¡Qué orgullosos nos sentimos del lugar del
que somos originarios o en el que vivimos! Es una de las ventajas de nuestra
adaptación a un lugar en concreto.
En
una ocasión, el P. Fredy le contaba, orgulloso, a un sacerdote de un país
europeo ―suizo, me parece―, que a Guatemala se le llamaba “el
país de la eterna primavera”. El sacerdote, contaba, tras pensar un poco, le
respondió: “¡Qué aburrido!”
“En
donde dejó el ombligo”, dicen de alguien al hacer referencia a su lugar de
origen. En efecto, le tomamos cariño y suspiramos por él cuando estamos lejos.
Pero, las virtudes o los vicios del lugar
o de la gente de los que procedemos, no son necesariamente los nuestros; no son
logro nuestro ni son nuestros defectos. Es claro que es bueno cultivar un
regionalismo sano, sentirnos parte del lugar en el que estamos y arrimar el
hombro para ver en qué podemos ayudar. Eso es lo que me admira de una hermana
mía, que apoya al equipo de futbol del lugar en el que está ―por decir un
detalle―, aunque no llegue a ser campeón en ningún torneo ―quizá sí, por
milagro―.
Desde luego, estoy orgulloso de mi pueblo,
como del lugar en el que ahora me toca desarrollar mi apostolado.

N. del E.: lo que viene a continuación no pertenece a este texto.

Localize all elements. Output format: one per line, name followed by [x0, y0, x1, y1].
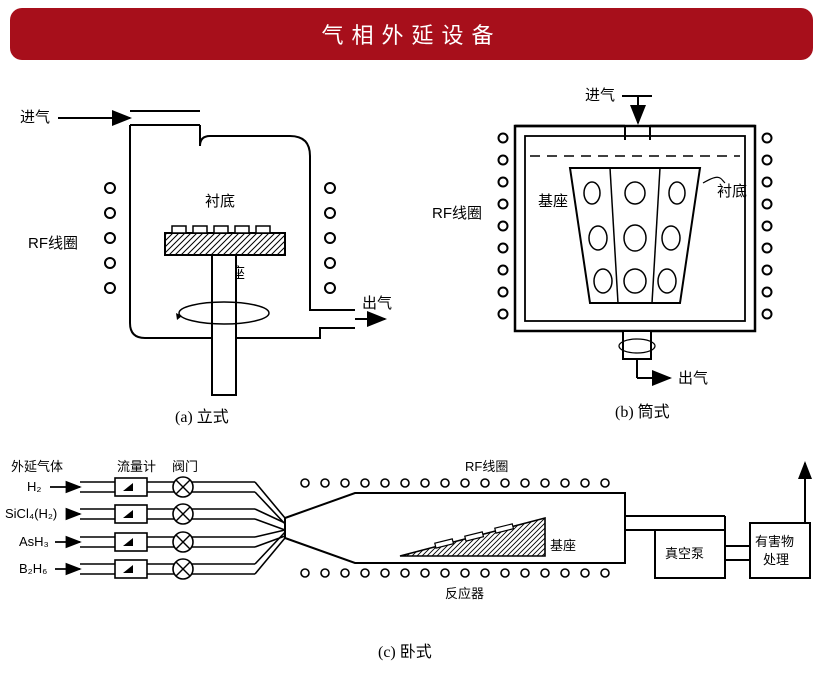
figC-g2: SiCl₄(H₂): [5, 506, 57, 521]
figA-coil-label: RF线圈: [28, 235, 78, 252]
figC-scrub: [750, 523, 810, 578]
figC-scrub-label1: 有害物: [755, 534, 794, 549]
figure-b-svg: 进气 基座 衬底 RF线圈: [420, 78, 820, 418]
figB-coil-label: RF线圈: [432, 205, 482, 222]
figA-susceptor: [165, 233, 285, 255]
figC-reactor-label: 反应器: [445, 586, 484, 601]
figC-valve: 阀门: [172, 459, 198, 474]
figB-coils-left: [499, 134, 508, 319]
figB-susceptor-label: 基座: [538, 193, 568, 210]
figure-c-svg: 外延气体 H₂ SiCl₄(H₂) AsH₃ B₂H₆ 流量计 阀门: [5, 438, 820, 638]
figA-outlet-label: 出气: [362, 295, 392, 312]
figB-outlet-label: 出气: [678, 370, 708, 387]
figB-substrate-label: 衬底: [717, 183, 747, 200]
figC-g3: AsH₃: [19, 534, 49, 549]
title-banner: 气相外延设备: [10, 8, 813, 60]
figA-inlet-label: 进气: [20, 109, 50, 126]
figA-coils-left: [105, 183, 115, 293]
figA-caption: (a) 立式: [175, 403, 229, 427]
figB-inlet-label: 进气: [585, 87, 615, 104]
figA-substrate-label: 衬底: [205, 193, 235, 210]
figC-coils-bot: [301, 569, 609, 577]
figC-scrub-label2: 处理: [763, 552, 789, 567]
figC-epigas: 外延气体: [11, 459, 63, 474]
figC-susceptor-label: 基座: [550, 538, 576, 553]
figC-coils-top: [301, 479, 609, 487]
figC-coil-label: RF线圈: [465, 459, 508, 474]
figure-a-svg: 进气 出气 RF线圈 衬底 基座: [10, 78, 410, 418]
figC-pump-label: 真空泵: [665, 546, 704, 561]
figC-g1: H₂: [27, 479, 41, 494]
figC-g4: B₂H₆: [19, 561, 47, 576]
figB-coils-right: [763, 134, 772, 319]
figC-caption: (c) 卧式: [378, 638, 432, 662]
figC-flowmeter: 流量计: [117, 459, 156, 474]
figA-coils-right: [325, 183, 335, 293]
figB-caption: (b) 筒式: [615, 398, 670, 422]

Quizá soy un poco loco por escribir estas
cosas sólo por una foto. Se me ocurrieron estas cosas por poner esta foto del
lago que tomé el lunes pasado desde un sitio cercano al Seminario. Es, casi, mi cuadro
permanente, desde la ventana.
Gracias, Señor, por estos deleites buenos
para la vista y nuestra gente. Ojalá cuidemos este nuestro medio ambiente.